If you use axesfont= [12, 12], the first 12 is assumed to be the name of a font, and the second 12 is the size of that font. You'd get exactly the same results using axesfont= [foo, 12]. A font specification in a plot command is always a list. Apparently, sometimes it's willing to ignore that the specified font 12 doesn't exist and just use some default font, and other times it's not willing to do that. Anyway, your usage of [12, 12] is simply nonsense.

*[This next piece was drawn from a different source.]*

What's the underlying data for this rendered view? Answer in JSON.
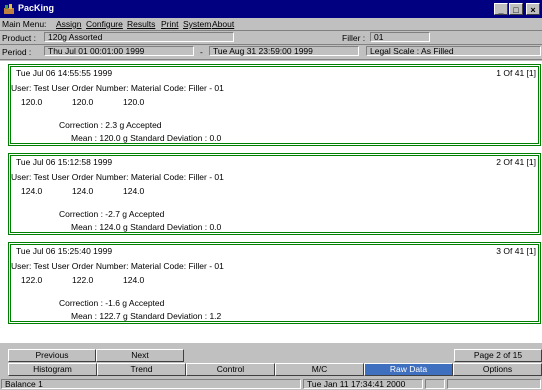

I'm guessing that when you specified xk as the 2nd argument to solve, you were expecting it to infer that the solution variables were meant to be "all variables whose names begin xk." There is a (slightly advanced) way to do that, using a type called suffixed:

eq1 := xdot = (xk - xk1)/dt;
eq2 := xdot2 = (xk - 2*xk1 + xk2)/dt^2;
eq3 := c*xdot + k*xk + m*xdot2 = F;
eq:= {eq||(1..3)}; V:= indets(eq, suffixed(xk));
sol := solve(eq, V);

 

I assume that you mean that you want to find the index pairs [a,b] such that there exists an index x such that R[a,x] = 1 and S[x,b] = 1. Is that correct? In that case, you just need to multiply R.S and extract the index pairs of the nonzero entries of the product. This is amazingly easy in Maple. All that's needed is

[lhs]~(op(2, R.S))

Making an assignment to an essential predefined global variable such as constants is a little bit scary. I think that the preferred way to do what you want is to use the inert form of eval, named Eval:

mydiff:= Eval(diff(y(x,t), [x$3]), {x= a}) = V  # [...] is optional

That'll display the vertical evaluation bar in gray, which indicates the inertness. To display it in the usual blue:

InertForm:-Display(mydiff, inert= false)

 

I'd also prefer more automation, abstraction, and formalism for this. So, here it is:

restart:
Orth:= V-> [1,-1]*~V[[2,1]]:  #an orthogonal complement of a 2-vector
X:= [x,y](t):  P:= [r, theta](t):  #define variables
sys:= diff(X,t) =~ Orth(X);  #Cartesian-coordinate ODE system
#Use of a well-known and predefined transformation:
Tr:= X=~ changecoords(X, X, polar, P);
solve(eval(sys, Tr), diff({P[]}, t));

As you'd expect, PDEtools:-dchange works just as well for this, but I think it's overkill when working with a well-known predefined coordinate transformation.